Following the vote, JURI Co-rapporteur Emil Radev (EPP, BG) noted: “With the adoption of this regulation, the electronic means of communication between natural and legal persons and competent authorities will become an important part of cross-border cases. The decentralized IT system will become the main method of communication between Member States' courts. Moreover, the new provisions will make it easier for parties in cross-border civil and criminal proceedings to participate in oral hearings via video conferencing. This, in turn, will reduce the price and facilitate the access to justice.”

LIBE Co-rapporteur Marina Kaljurand (S&D, EE) said: ”Digitalisation can bring tangible benefits to our citizens in cross-border judicial cases, as electronic communication with judicial authorities and hearings through videoconference will improve timely access to justice. At the same time, it is crucial that the necessary safeguards are put in place. Accessibility of electronic communication channels to persons with a disability has to be guaranteed so that our citizens will have equal opportunities. Moreover, in order for a person to be heard via videoconference in criminal proceedings, they should first be adequately informed before they decide on their consent, and any consent should always be given voluntarily and be verified by the authorities. Lack of basic technical equipment should never be a reason for authorities to refuse a hearing via videoconference.”

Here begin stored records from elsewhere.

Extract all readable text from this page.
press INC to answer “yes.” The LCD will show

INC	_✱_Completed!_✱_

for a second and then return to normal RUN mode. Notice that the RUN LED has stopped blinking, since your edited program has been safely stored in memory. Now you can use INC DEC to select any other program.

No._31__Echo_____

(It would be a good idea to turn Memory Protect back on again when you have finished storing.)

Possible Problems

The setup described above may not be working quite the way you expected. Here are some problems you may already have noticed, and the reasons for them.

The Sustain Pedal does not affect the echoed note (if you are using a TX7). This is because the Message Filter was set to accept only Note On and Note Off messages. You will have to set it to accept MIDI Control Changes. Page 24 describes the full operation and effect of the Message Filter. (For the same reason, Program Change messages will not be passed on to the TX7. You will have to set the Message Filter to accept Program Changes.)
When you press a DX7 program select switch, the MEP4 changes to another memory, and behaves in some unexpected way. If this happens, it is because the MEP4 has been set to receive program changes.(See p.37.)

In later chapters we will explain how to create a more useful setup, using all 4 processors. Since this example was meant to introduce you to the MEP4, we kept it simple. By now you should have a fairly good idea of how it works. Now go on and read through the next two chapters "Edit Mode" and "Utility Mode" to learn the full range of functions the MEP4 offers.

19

The European Commission proposed this legislation in December 2021. In reaction to the COVID-19 pandemic, the proposed regulation aims to ensure access to justice in cross-border cases in the EU including in the events of force majeure and make sure member states´ judicial cooperation is maintained and sufficiently resilient in such situations. Related directive should reflect the changes introduced by the regulation on the use of digital technology into other legal acts to ensure legal certainty. The package also seeks to reduce disparities in digitalisation between member states to ensure that all EU citizens can benefit from effective access to justice.

Next steps

Once the mandate is confirmed by the plenary, the European Parliament can enter into negotiations with the member states over the final text of the regulation and directive.